By Lizzie Schiffman Tufano | January 8, 2013 5:58am | Updated on January 8, 2013 6:43am

SOUTH LOOP — A retired bookkeeper in San Diego researching her family history never expected to end up at a small museum in Chicago, staring at a two-inch model of her grandfather.

But Pam deDomenico, 61, and her husband and cousins are flying in to attend a dinner and lecture at the Glessner House Museum in the South Loop Jan. 16 celebrating the 100th anniversary of a miniature model of the Chicago Symphony Orchestra.

The model includes a tiny Harry Weisbach, concertmaster from 1912 to 1921 and deDomenico's paternal grandfather.

DeDomenico contacted the museum last April to ask about the diorama after finding a newspaper clipping mentioning the artifact, handcrafted in 1912 by Frances Glessner Lee, daughter of Frances and John Glessner, wealthy Chicagoans who helped fund the founding of the Chicago Symphony Orchestra.

"It talked about this diorama with all these little two-inch figures that you can tell who the people were just by looking at them. I thought that would be cool, to see something like that," deDomenico said. "So I called the museum to see whether or not they still had it, and that's when [they] told us about the 100th anniversary."

Frances Glessner Lee presented the model to her mother on her birthday, Jan. 1, 1913, during a dinner party for prominent Chicagoans and orchestra members. The Glessners and several other wealthy families helped cover the CSO's operational costs for years before it became profitable, Glessner House Museum Executive Director and Curator William Tyre said.

"Chicago in the late 19th, early 20th century was growing very quickly and a group of citizens, of which the Glessners were part, was really interested in making Chicago a cultural city," Tyre said.

"Mr. Glessner was one of the original guarantors — men who got together when the symphony was founded and said that they would cover all the expenses they couldn't cover with ticket sales. For the first few years, the symphony operated in the red, and they made up the difference," Tyre said.

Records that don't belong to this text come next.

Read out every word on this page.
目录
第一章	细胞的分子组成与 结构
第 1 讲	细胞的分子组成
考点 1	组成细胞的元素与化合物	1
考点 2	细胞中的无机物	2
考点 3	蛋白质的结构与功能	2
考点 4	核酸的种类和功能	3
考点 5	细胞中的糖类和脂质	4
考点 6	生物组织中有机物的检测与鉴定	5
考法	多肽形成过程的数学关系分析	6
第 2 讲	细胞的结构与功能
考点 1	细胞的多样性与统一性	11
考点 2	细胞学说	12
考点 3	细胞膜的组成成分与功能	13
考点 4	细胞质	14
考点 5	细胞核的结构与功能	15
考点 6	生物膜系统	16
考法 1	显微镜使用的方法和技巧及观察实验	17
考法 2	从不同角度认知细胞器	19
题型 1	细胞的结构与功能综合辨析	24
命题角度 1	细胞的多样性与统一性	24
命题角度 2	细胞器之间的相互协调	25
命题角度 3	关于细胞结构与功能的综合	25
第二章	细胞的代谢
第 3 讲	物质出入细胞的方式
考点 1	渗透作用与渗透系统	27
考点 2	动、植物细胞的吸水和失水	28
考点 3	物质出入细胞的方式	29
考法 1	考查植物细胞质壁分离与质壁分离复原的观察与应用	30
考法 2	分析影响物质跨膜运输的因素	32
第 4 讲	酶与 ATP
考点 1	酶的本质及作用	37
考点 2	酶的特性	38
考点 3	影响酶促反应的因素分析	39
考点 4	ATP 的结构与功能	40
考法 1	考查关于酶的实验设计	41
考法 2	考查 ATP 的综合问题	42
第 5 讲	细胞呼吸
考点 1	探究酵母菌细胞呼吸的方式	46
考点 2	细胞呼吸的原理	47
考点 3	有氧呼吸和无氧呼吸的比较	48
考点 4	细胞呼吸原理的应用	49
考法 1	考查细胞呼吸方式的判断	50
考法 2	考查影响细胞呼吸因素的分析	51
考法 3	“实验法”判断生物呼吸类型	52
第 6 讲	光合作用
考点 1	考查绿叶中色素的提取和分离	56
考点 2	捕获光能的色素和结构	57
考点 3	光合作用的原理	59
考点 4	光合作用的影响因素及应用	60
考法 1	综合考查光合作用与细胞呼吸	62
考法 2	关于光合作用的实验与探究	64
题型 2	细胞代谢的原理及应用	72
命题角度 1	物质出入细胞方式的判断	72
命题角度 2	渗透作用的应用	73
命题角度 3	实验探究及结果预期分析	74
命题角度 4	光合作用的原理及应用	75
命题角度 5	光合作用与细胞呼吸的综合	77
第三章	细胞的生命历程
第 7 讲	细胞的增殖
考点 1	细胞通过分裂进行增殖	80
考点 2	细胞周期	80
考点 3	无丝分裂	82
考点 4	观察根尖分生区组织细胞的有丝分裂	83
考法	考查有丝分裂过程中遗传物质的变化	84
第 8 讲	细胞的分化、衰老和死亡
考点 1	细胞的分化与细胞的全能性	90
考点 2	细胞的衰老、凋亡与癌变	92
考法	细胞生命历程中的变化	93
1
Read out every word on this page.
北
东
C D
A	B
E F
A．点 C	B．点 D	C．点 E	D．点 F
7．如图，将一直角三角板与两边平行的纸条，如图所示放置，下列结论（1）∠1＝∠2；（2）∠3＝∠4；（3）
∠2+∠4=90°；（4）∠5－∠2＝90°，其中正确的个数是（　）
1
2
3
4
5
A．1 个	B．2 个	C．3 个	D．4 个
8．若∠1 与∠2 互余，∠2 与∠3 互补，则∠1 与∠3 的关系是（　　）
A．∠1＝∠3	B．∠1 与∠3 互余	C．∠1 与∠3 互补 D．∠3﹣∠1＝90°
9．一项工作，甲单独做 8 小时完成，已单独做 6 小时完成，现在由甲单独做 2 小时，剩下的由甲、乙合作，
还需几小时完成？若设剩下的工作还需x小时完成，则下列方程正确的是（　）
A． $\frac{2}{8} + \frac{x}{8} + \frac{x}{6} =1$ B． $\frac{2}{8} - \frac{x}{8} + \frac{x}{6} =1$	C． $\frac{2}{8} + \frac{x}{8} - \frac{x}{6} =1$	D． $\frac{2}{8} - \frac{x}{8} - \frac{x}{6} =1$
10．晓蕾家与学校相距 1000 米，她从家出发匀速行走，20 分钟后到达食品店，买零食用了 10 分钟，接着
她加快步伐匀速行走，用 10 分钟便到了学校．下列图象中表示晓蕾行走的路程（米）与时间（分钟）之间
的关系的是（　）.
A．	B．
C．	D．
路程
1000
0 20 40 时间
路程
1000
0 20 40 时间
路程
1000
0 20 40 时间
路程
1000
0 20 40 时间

To commemorate the model's anniversary and celebrate the era when Chicagoans were actively engaged in "making Chicago a cultural counterpart to some of its eastern cities," the museum is recreating the model's unveiling with a sold-out dinner in the historic home at 1800 S. Prairie Ave., Tyre said.

The closed event will be followed by a public lecture led by Tyre about the Glessner family and their role in the orchestra's founding.

The model now belongs to the CSO, though the Glessner House Museum has borrowed it for exhibition several times, most recently in 2005. This year's event marks the first recreation of the original 1913 dinner, with the model displayed on a reconstruction of the original stage.

For most attendees, the event offers a chance to reconnect with the founders of Chicago's greatest cultural institutions.

For deDomenico, who's a special guest at the event along with Linda Stock Wolfe, the great-granddaughter of conductor Frederick Stock, it represents a chance for her to connect with her grandfather's world beyond family photos and old programs.

According to one online history of the CSO, Harry Weisbach was born in Russia in 1886.  His family emigrated to New York City in 1891, where, at the age of 13, he joined the Volpe Orchestra of New York. 

After studying violin in Europe, Weisbach had made his Carnegie Hall debut at age 18. Weisbach joined the CSO as a violinist for the 1909-1910 season and was appointed concertmaster for the 1912-1913 season. He continued for nine years before returning to the CSO violin section.

He died on February 23, 1946.

After the dinner, his granddaughter will attend the CSO presentation.

"We figured we'd at least sit there and imagine what it used to be like when [my grandfather] was here,"  deDomenico said.